Quando Nísia Floresta critica a ex-evangélica por ter “abandonado o marido”, soa contraditório, pois ela também abandonou o seu. Qual autoridade para a crítica? Mas a crítica de nossa conterrânea procede e tem fundamento, pois ela se refere ao pecado da quebra de um juramento feito no altar, diante de Deus. A mulher de Boston era uma mulher casada oficialmente. Fato que não aconteceu a Nísia Floresta. Ela “era junta”, como se diz.  
Nísia, que era católica, via no juramento feito no altar, um preceito sagrado e inviolável. Nesse ponto ela era até conservadora. Tão diferente do que tantos comentam. É outra história, afinal ela oscilava algumas de suas interpretações. Umas se lapidaram ao longo do tempo, outras não. A sua primeira união não teve juramento, teve adolescência à flor da pele e hormônios explodindo. Os pais acreditaram nessa união, mas também acreditaram na separação. Eram liberais. Por essas modernidades se tornaram tema de conversas nas casas e engenhos da Papari mergulhada em tabus e preconceitos diversos. 

Retomando a visita ao Papa Pio IX. Sobre esse encontro ela disse que tinha antipatia por formalidades, e se submetia a tais com muito esforço. Enfim, chega a hora de ser anunciada. A primeira foi a americana. Sobre ela, Nísia Floresta também escreveu: 
“(...) Pobre mãe! Pensei, que nunca tenhas de te censurares por ter abandonado tua filha em uma idade em que a prudência materna seria seu melhor guia do mundo! (...). 
Quando anunciam o seu nome e o da filha, ela sentiu o coração pulsar forte e se emocionou. Pio IX trajava uma túnica branca e se mantinha em pé, ao fundo da sala, a mão esquerda se apoiava em uma mesa onde havia um crucifixo, um livro e uma tabaqueira. 
Esse encontro é tão interessante, revelador e curioso que vale a pena ser transcrito: 
“(...) Sua fisionomia irradiava uma expressão de celeste bondade e unção, que eu vira em alguém. Apenas chegamos perto dele, estendeu-nos a mão: beijei-a respeitosamente, e minha filha seguiu meu exemplo. Depois ele me perguntou com certa dificuldade, em minha língua materna, se fazia muito tempo que havíamos deixado o Brasil e se eu tinha a intenção de fixar-se em Roma, acrescentou, logo, em italiano. 

As primeiras palavras em português e a doce bondade com que foram pronunciadas pelo Chefe da Igreja, diante de quem eu trazia todas as recordações da família e da pátria, produziram, em meu coração, uma emoção profunda e, em meu espírito, um efeito maravilhoso. Acreditei, um momento, perceber, através de uma nuvem pura e diáfana, a imagem dos queridos autores de meus dias: um excelente pai, vítima de seu devotamento, uma terna mãe, resignada na dor suavizada pela religião católica, que lhe derramava n’alma o mais alutar consolo: um, morrendo por um pobre oprimido de quem patrocinara a causa; a outra, sobrevivendo-lhe alguns anos para consolar quem sofria em torno dela. 

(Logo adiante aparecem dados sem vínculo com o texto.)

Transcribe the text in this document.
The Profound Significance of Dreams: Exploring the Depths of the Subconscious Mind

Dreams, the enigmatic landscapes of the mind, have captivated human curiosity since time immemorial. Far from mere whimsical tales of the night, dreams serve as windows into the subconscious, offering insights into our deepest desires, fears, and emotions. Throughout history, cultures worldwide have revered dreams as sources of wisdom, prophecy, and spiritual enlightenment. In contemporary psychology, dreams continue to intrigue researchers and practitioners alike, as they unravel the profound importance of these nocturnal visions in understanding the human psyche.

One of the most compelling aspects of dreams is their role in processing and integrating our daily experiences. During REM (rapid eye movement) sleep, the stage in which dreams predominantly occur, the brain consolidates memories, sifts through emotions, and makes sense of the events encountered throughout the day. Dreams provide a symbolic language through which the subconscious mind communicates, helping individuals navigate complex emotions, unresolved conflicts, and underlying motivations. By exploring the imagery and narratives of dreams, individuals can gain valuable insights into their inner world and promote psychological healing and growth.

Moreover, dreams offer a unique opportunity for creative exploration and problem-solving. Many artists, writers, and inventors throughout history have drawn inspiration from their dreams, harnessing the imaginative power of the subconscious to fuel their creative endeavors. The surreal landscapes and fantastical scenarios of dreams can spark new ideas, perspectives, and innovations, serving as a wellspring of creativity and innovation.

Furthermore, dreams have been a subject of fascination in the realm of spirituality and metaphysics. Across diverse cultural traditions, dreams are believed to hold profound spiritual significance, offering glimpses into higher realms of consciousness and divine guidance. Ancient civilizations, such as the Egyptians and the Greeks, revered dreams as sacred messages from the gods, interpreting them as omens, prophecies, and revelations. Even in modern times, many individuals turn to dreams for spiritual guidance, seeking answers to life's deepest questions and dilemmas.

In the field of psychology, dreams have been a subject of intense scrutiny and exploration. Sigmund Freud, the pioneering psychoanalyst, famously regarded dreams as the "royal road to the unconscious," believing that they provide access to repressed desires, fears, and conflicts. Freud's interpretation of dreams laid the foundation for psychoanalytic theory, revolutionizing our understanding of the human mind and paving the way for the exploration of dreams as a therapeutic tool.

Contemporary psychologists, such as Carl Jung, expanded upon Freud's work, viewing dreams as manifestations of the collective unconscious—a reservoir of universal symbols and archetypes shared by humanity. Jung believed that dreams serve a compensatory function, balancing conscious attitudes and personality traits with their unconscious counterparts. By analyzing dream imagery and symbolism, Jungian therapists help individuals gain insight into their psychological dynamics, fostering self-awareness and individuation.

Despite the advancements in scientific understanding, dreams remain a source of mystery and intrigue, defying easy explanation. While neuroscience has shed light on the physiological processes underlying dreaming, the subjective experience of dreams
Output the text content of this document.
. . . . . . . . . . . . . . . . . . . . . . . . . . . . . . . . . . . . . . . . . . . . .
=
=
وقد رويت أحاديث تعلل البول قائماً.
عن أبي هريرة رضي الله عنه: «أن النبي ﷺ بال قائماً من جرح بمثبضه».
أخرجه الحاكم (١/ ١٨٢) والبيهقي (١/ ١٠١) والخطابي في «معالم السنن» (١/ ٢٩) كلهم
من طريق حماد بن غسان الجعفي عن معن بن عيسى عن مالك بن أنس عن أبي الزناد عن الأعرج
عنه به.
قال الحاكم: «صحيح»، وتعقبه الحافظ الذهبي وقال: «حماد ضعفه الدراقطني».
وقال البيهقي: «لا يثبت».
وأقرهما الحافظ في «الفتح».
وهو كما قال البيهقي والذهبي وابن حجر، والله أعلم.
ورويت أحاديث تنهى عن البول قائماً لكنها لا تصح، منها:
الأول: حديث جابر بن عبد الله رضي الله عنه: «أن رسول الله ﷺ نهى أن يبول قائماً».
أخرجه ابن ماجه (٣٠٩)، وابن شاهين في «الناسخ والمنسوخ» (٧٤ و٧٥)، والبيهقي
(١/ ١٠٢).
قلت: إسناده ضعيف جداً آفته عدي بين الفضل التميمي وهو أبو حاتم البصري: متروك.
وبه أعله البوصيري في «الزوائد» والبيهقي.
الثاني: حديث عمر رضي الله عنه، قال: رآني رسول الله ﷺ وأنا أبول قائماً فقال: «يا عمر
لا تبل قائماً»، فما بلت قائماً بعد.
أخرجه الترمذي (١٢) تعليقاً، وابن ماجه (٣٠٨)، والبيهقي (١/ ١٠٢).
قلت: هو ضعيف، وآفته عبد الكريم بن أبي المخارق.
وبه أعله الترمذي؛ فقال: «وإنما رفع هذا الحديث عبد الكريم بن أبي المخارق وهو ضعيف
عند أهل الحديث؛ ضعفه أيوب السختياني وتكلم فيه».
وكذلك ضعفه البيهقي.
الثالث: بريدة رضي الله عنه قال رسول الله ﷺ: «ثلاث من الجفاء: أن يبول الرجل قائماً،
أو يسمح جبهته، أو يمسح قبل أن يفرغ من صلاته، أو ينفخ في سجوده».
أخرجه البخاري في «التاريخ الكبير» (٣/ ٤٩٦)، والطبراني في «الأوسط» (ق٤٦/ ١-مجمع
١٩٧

A visão se dissipou... Eu estava diante do Papa. “A senhora viaja com sua filha”, perguntou-me, “e não tem outros filhos?” Respondi-lhes mostrando a miniatura de meu filho. Tomando-a às mãos, aplaudiu meu cuidado materno, e acrescentou que pela primeira vez uma mãe lhe trazia, assim, a efígie do filho, não podendo conduzir o original. Depois, perguntou quem era a jovem representada ao lado dele. Ao saber que era a esposa, disse: “tão jovem ainda e já casado”. E deu-lhes a benção. 
Contei-lhes em poucas palavras a minha dor, causada pela morte de minha mãe, bem como a finalidade de minhas viagens. Dos lábios de Pio IX escaparam palavras consoladoras e cheias de unção. Em sua indulgente bondade, dignou-se louvar os meus sentimentos de filha. 
Aconselhou-me escolher Roma para fixar residência. A permanência em Roma, no seu entender, conviria à situação moral em que meu espírito se encontrava. Algumas considerações que acrescentou fizeram-me melhor apreciar a pureza de seu coração e me convenceram mais ainda do seu desconhecimento relativamente ao que ocorre nesta cidade. Seu olhar doce e calmo brilhava como um raio divino, à medida que falava. Eu me sentia subjugada sob a influência desse olhar, daquelas palavras que ele tirava da sua verdade suprema. Ali estava, realmente, o digno e venerável chefe da Igreja, o Pontífice reluzente da luz da caridade. Ali estava o verdadeiro e grande poder espiritual, mais capaz de convencer e mais digno triunfar do que toda e qualquer outra potência humana". 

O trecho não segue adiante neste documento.